The title is kind of charming. Ah, the single idea, the single image, like molecules. I’m slow, but yea, I see the pun in “learning to express” now that Margy mentioned it. It makes me think of the firstness of things. But Neil, lengthy is still goood.
As you might imagine Irene, I’m far from giving up story-time-poems, however a little fresh fruit from time to time, oh yes, good for the tongue. Besides, who am I to say no when something just falls on me?
Thank you Irene.
Neat, Neil. I don’t have the guts to try anything that spare. Got to explain everything three ways.
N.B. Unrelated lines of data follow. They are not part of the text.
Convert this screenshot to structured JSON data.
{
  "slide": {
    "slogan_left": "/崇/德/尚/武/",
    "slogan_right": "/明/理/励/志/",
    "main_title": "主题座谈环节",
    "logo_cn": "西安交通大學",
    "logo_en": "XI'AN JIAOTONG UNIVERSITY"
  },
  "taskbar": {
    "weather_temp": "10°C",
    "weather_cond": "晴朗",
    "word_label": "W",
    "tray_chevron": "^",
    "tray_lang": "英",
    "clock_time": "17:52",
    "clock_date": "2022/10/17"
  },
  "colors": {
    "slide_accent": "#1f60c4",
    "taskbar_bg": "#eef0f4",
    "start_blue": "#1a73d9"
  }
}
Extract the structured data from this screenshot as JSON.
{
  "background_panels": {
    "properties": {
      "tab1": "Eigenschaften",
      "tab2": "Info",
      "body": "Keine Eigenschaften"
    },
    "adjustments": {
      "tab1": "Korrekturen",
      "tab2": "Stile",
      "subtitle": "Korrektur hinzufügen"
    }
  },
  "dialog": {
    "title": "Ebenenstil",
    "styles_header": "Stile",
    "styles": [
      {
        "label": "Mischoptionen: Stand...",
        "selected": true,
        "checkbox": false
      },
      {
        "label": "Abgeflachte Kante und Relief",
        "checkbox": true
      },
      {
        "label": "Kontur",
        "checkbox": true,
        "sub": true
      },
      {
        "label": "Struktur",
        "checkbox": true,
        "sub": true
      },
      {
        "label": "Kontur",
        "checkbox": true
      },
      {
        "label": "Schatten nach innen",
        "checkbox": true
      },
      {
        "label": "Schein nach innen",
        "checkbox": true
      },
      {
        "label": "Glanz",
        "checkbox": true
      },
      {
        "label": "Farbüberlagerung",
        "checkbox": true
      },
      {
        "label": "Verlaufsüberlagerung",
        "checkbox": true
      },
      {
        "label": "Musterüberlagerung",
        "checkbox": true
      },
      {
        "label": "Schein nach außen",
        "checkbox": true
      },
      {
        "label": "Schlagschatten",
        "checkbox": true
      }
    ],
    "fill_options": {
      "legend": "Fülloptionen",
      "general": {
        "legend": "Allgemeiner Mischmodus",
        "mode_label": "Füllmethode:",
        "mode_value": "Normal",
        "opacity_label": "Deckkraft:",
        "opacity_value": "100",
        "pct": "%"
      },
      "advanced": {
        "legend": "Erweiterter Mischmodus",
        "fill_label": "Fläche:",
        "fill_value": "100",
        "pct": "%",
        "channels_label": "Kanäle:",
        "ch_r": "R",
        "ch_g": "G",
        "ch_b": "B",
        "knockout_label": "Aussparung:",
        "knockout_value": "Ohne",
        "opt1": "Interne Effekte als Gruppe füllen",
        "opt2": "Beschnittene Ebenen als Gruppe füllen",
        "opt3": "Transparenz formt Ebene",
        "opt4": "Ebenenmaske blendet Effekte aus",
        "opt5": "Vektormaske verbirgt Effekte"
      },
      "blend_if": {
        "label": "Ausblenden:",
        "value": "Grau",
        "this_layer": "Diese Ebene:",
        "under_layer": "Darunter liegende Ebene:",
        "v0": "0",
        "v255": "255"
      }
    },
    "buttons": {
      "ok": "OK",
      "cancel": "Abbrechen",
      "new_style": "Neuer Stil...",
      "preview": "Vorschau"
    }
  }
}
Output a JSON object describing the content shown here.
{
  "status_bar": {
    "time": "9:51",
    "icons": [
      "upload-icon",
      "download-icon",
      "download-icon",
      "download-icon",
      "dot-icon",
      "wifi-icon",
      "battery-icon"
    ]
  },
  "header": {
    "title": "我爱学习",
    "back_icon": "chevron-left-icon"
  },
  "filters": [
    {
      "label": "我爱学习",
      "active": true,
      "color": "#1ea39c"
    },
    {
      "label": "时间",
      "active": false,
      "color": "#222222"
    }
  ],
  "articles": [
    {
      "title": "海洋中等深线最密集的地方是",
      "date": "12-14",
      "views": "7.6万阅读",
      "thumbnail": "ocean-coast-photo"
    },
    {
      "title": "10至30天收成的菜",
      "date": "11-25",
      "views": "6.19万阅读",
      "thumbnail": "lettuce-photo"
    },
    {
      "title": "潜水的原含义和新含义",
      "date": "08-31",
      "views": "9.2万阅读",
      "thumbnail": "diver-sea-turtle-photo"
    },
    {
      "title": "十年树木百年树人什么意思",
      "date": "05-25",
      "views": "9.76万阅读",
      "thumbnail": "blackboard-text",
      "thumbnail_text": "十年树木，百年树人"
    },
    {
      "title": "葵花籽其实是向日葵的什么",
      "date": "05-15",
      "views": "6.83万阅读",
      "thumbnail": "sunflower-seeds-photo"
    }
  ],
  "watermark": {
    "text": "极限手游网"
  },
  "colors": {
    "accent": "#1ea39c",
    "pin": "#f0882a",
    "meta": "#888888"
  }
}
Actually, I like the post title. The poem title is a bit convoluted for me (as if I don’t do the same). You might go somewhere with the baby feet, like the journey of 10000 miles beginning before the first step.
Thanks, I understand and oft share that sentiment (like to explain!) although I’d not say you “over do” in what you write, but simply say all there is to touch in a thought (like in your wonderful rain poem today).
Wasn’t planning to be sparse. But just wanted that one word that honestly, accurately said how I feel about using (adopting) something from another poet. That word found, then the question – what does that word mean. Then repeat. That’s simply what this poem did, word by word.
Thanks again for the comments.
I like the “adopt” idea, maybe they’re “step words” you are not their father but you adopt them, foster them and nurture them until they grow up into poems
Yea, like dogs and cats! Thank you Sean. Also yea, you got the idea that seemed most gracious to me (about my gentle piracy!).
And PS. I seem to be on a theme. Another poem follows also about “shoes”, no so dedicated to you, my world-shoe-traveller! Thanks.